Despite successful demonstrations, several future studies need to be conducted for our approach to be applicable in clinical settings. First, diverse generalization tests across imaging devices and medical institutions should be performed. In this study, we acquired the training and test datasets from only one imaging system installed at a single site. Exploring diverse samples and cohort studies at multiple sites using several imagers would strengthen the reliability of our approach. Second, the current data acquisition rate needs to be improved.

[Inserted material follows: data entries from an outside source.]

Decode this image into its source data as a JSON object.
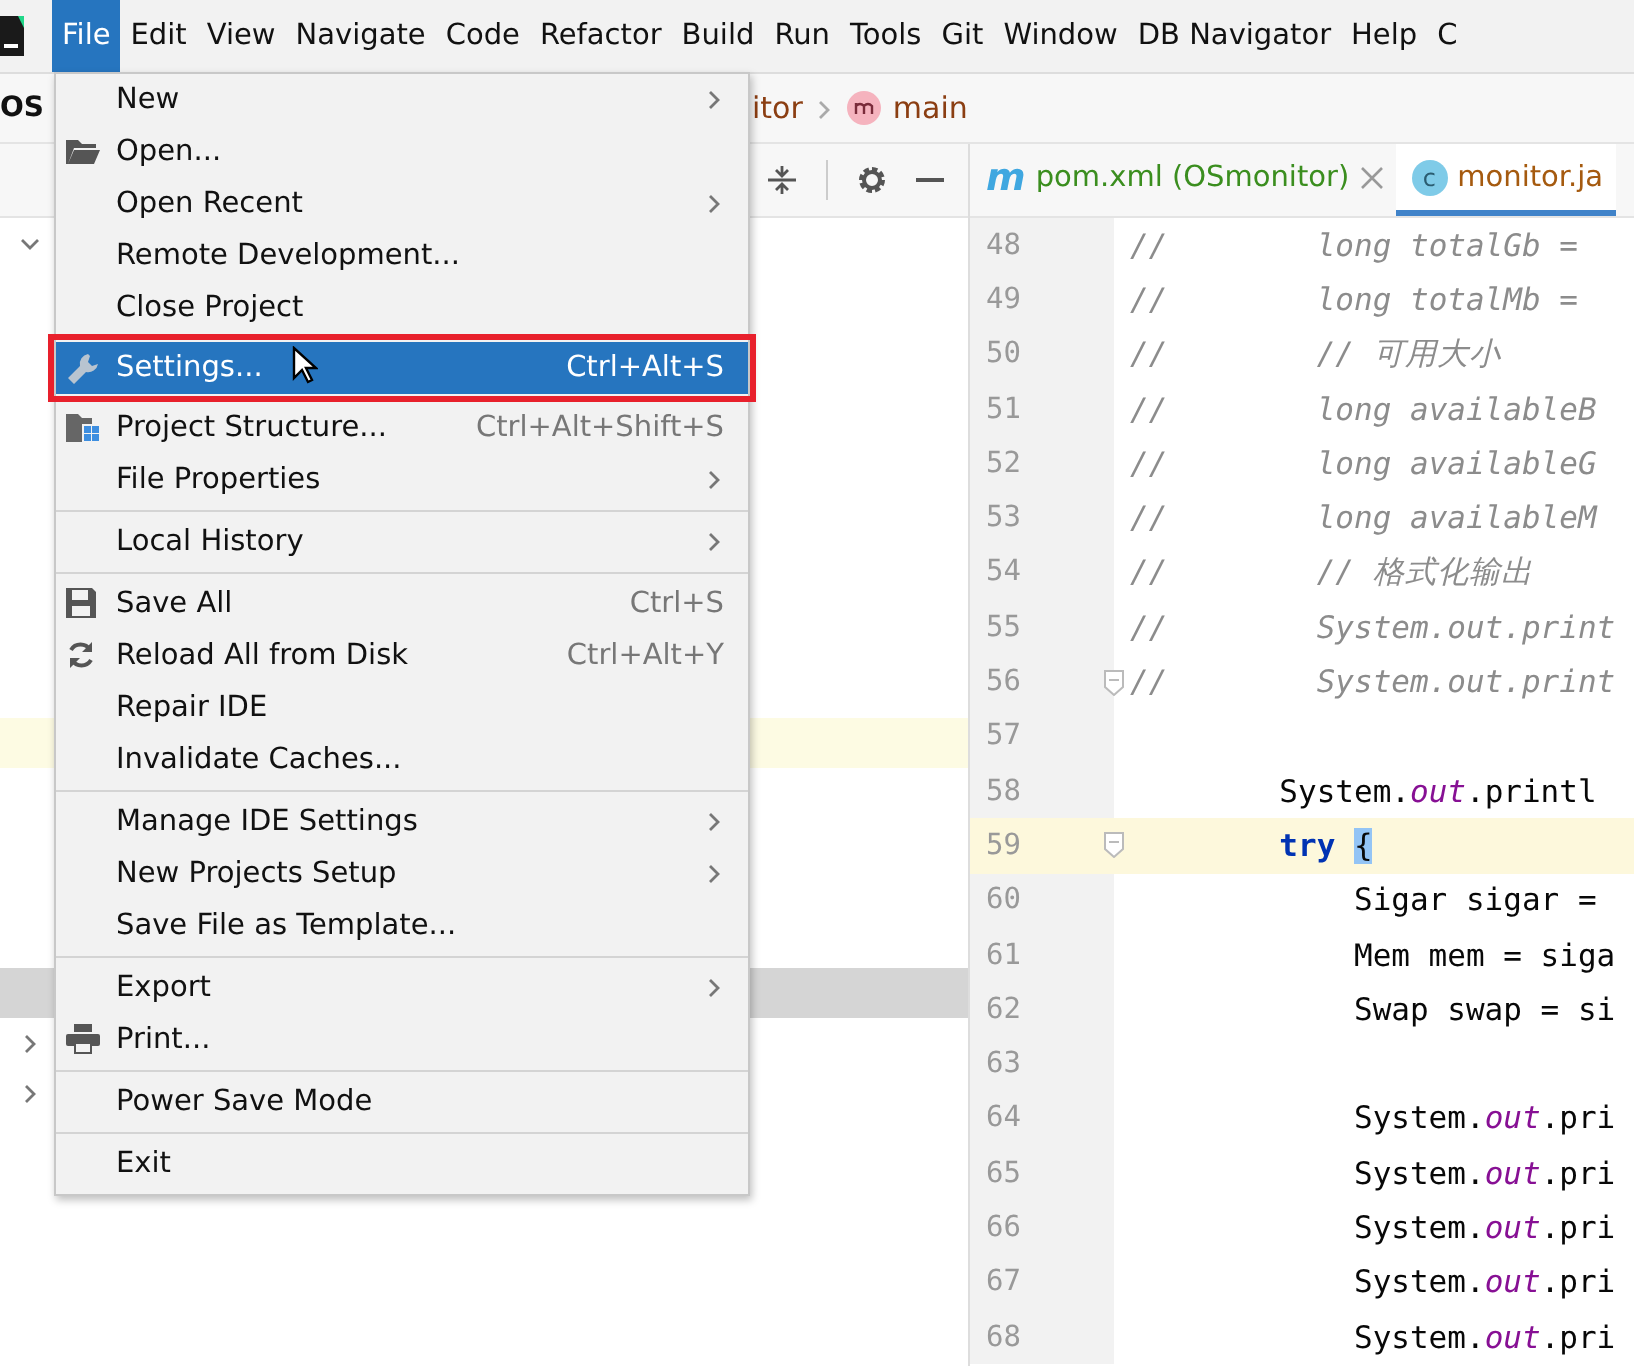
{
  "menu_bar": {
    "items": [
      {
        "label": "File",
        "selected": true
      },
      {
        "label": "Edit",
        "selected": false
      },
      {
        "label": "View",
        "selected": false
      },
      {
        "label": "Navigate",
        "selected": false
      },
      {
        "label": "Code",
        "selected": false
      },
      {
        "label": "Refactor",
        "selected": false
      },
      {
        "label": "Build",
        "selected": false
      },
      {
        "label": "Run",
        "selected": false
      },
      {
        "label": "Tools",
        "selected": false
      },
      {
        "label": "Git",
        "selected": false
      },
      {
        "label": "Window",
        "selected": false
      },
      {
        "label": "DB Navigator",
        "selected": false
      },
      {
        "label": "Help",
        "selected": false
      },
      {
        "label": "C",
        "selected": false
      }
    ]
  },
  "project_name": "OS",
  "breadcrumb": {
    "items": [
      "itor",
      "main"
    ]
  },
  "project_tree": {
    "rows": [
      {
        "expanded": true,
        "selected": false,
        "current": false
      },
      {
        "selected": false,
        "current": false
      },
      {
        "selected": false,
        "current": false
      },
      {
        "selected": false,
        "current": false
      },
      {
        "selected": false,
        "current": false
      },
      {
        "selected": false,
        "current": false
      },
      {
        "selected": false,
        "current": false
      },
      {
        "selected": false,
        "current": false
      },
      {
        "selected": false,
        "current": false
      },
      {
        "selected": false,
        "current": false
      },
      {
        "selected": false,
        "current": true
      },
      {
        "selected": false,
        "current": false
      },
      {
        "selected": false,
        "current": false
      },
      {
        "selected": false,
        "current": false
      },
      {
        "selected": false,
        "current": false
      },
      {
        "selected": true,
        "current": false
      },
      {
        "expanded": false,
        "selected": false,
        "current": false
      },
      {
        "expanded": false,
        "selected": false,
        "current": false
      }
    ]
  },
  "editor_tabs": [
    {
      "label": "pom.xml (OSmonitor)",
      "icon_letter": "m",
      "kind": "maven",
      "selected": false,
      "closable": true
    },
    {
      "label": "monitor.ja",
      "icon_letter": "c",
      "kind": "class",
      "selected": true,
      "closable": false
    }
  ],
  "code_lines": [
    {
      "number": "48",
      "marker": "//",
      "current": false,
      "fold": false,
      "tokens": [
        {
          "text": "        long totalGb =",
          "kind": "commented"
        }
      ]
    },
    {
      "number": "49",
      "marker": "//",
      "current": false,
      "fold": false,
      "tokens": [
        {
          "text": "        long totalMb =",
          "kind": "commented"
        }
      ]
    },
    {
      "number": "50",
      "marker": "//",
      "current": false,
      "fold": false,
      "tokens": [
        {
          "text": "        // 可用大小",
          "kind": "commented"
        }
      ]
    },
    {
      "number": "51",
      "marker": "//",
      "current": false,
      "fold": false,
      "tokens": [
        {
          "text": "        long availableB",
          "kind": "commented"
        }
      ]
    },
    {
      "number": "52",
      "marker": "//",
      "current": false,
      "fold": false,
      "tokens": [
        {
          "text": "        long availableG",
          "kind": "commented"
        }
      ]
    },
    {
      "number": "53",
      "marker": "//",
      "current": false,
      "fold": false,
      "tokens": [
        {
          "text": "        long availableM",
          "kind": "commented"
        }
      ]
    },
    {
      "number": "54",
      "marker": "//",
      "current": false,
      "fold": false,
      "tokens": [
        {
          "text": "        // 格式化输出",
          "kind": "commented"
        }
      ]
    },
    {
      "number": "55",
      "marker": "//",
      "current": false,
      "fold": false,
      "tokens": [
        {
          "text": "        System.out.print",
          "kind": "commented"
        }
      ]
    },
    {
      "number": "56",
      "marker": "//",
      "current": false,
      "fold": true,
      "tokens": [
        {
          "text": "        System.out.print",
          "kind": "commented"
        }
      ]
    },
    {
      "number": "57",
      "current": false,
      "fold": false
    },
    {
      "number": "58",
      "current": false,
      "fold": false,
      "tokens": [
        {
          "text": "        System.",
          "kind": "plain"
        },
        {
          "text": "out",
          "kind": "field"
        },
        {
          "text": ".printl",
          "kind": "plain"
        }
      ]
    },
    {
      "number": "59",
      "current": true,
      "fold": true,
      "tokens": [
        {
          "text": "        try ",
          "kind": "keyword"
        },
        {
          "text": "{",
          "kind": "brace-match"
        }
      ]
    },
    {
      "number": "60",
      "current": false,
      "fold": false,
      "tokens": [
        {
          "text": "            Sigar sigar =",
          "kind": "plain"
        }
      ]
    },
    {
      "number": "61",
      "current": false,
      "fold": false,
      "tokens": [
        {
          "text": "            Mem mem = siga",
          "kind": "plain"
        }
      ]
    },
    {
      "number": "62",
      "current": false,
      "fold": false,
      "tokens": [
        {
          "text": "            Swap swap = si",
          "kind": "plain"
        }
      ]
    },
    {
      "number": "63",
      "current": false,
      "fold": false
    },
    {
      "number": "64",
      "current": false,
      "fold": false,
      "tokens": [
        {
          "text": "            System.",
          "kind": "plain"
        },
        {
          "text": "out",
          "kind": "field"
        },
        {
          "text": ".pri",
          "kind": "plain"
        }
      ]
    },
    {
      "number": "65",
      "current": false,
      "fold": false,
      "tokens": [
        {
          "text": "            System.",
          "kind": "plain"
        },
        {
          "text": "out",
          "kind": "field"
        },
        {
          "text": ".pri",
          "kind": "plain"
        }
      ]
    },
    {
      "number": "66",
      "current": false,
      "fold": false,
      "tokens": [
        {
          "text": "            System.",
          "kind": "plain"
        },
        {
          "text": "out",
          "kind": "field"
        },
        {
          "text": ".pri",
          "kind": "plain"
        }
      ]
    },
    {
      "number": "67",
      "current": false,
      "fold": false,
      "tokens": [
        {
          "text": "            System.",
          "kind": "plain"
        },
        {
          "text": "out",
          "kind": "field"
        },
        {
          "text": ".pri",
          "kind": "plain"
        }
      ]
    },
    {
      "number": "68",
      "current": false,
      "fold": false,
      "tokens": [
        {
          "text": "            System.",
          "kind": "plain"
        },
        {
          "text": "out",
          "kind": "field"
        },
        {
          "text": ".pri",
          "kind": "plain"
        }
      ]
    }
  ],
  "file_menu": {
    "items": [
      {
        "kind": "item",
        "label": "New",
        "submenu": true,
        "selected": false
      },
      {
        "kind": "item",
        "label": "Open...",
        "submenu": false,
        "selected": false
      },
      {
        "kind": "item",
        "label": "Open Recent",
        "submenu": true,
        "selected": false
      },
      {
        "kind": "item",
        "label": "Remote Development...",
        "submenu": false,
        "selected": false
      },
      {
        "kind": "item",
        "label": "Close Project",
        "submenu": false,
        "selected": false
      },
      {
        "kind": "item",
        "label": "Settings...",
        "shortcut": "Ctrl+Alt+S",
        "submenu": false,
        "selected": true,
        "annotated": true
      },
      {
        "kind": "item",
        "label": "Project Structure...",
        "shortcut": "Ctrl+Alt+Shift+S",
        "submenu": false,
        "selected": false
      },
      {
        "kind": "item",
        "label": "File Properties",
        "submenu": true,
        "selected": false
      },
      {
        "kind": "separator"
      },
      {
        "kind": "item",
        "label": "Local History",
        "submenu": true,
        "selected": false
      },
      {
        "kind": "separator"
      },
      {
        "kind": "item",
        "label": "Save All",
        "shortcut": "Ctrl+S",
        "submenu": false,
        "selected": false
      },
      {
        "kind": "item",
        "label": "Reload All from Disk",
        "shortcut": "Ctrl+Alt+Y",
        "submenu": false,
        "selected": false
      },
      {
        "kind": "item",
        "label": "Repair IDE",
        "submenu": false,
        "selected": false
      },
      {
        "kind": "item",
        "label": "Invalidate Caches...",
        "submenu": false,
        "selected": false
      },
      {
        "kind": "separator"
      },
      {
        "kind": "item",
        "label": "Manage IDE Settings",
        "submenu": true,
        "selected": false
      },
      {
        "kind": "item",
        "label": "New Projects Setup",
        "submenu": true,
        "selected": false
      },
      {
        "kind": "item",
        "label": "Save File as Template...",
        "submenu": false,
        "selected": false
      },
      {
        "kind": "separator"
      },
      {
        "kind": "item",
        "label": "Export",
        "submenu": true,
        "selected": false
      },
      {
        "kind": "item",
        "label": "Print...",
        "submenu": false,
        "selected": false
      },
      {
        "kind": "separator"
      },
      {
        "kind": "item",
        "label": "Power Save Mode",
        "submenu": false,
        "selected": false
      },
      {
        "kind": "separator"
      },
      {
        "kind": "item",
        "label": "Exit",
        "submenu": false,
        "selected": false
      }
    ]
  }
}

While we manually obtained and captured the tomograms of WBCs within the limited field-of-view of high numerical aperture (30 × 30 um2, 1.2 NA), the use of a motorized sample stage well synchronized with a high-speed camera can significantly boost the data acquisition rate. The microfluidic system might be integrated into the current system to improve the imaging speed; however, tomographically imaging rapidly moving samples as accurately as static ones would be challenging. Ultimately, we need to extend the classification to other types of bone marrow blood cells for diagnosing various hematologic diseases such as leukemia, which may require the additional tuning of our deep network.
Funding
National Research Foundation of Korea (NRF) (2017M3C1A3013923, 2015R1A3A2066550, 2018K000396); KAIST Up program; BK21+ program; Tomocube.
Acknowledgements
We thank Young Seo Kim (KAIST) and Anna Yoon (MIT) for assisting in sample preparation protocol.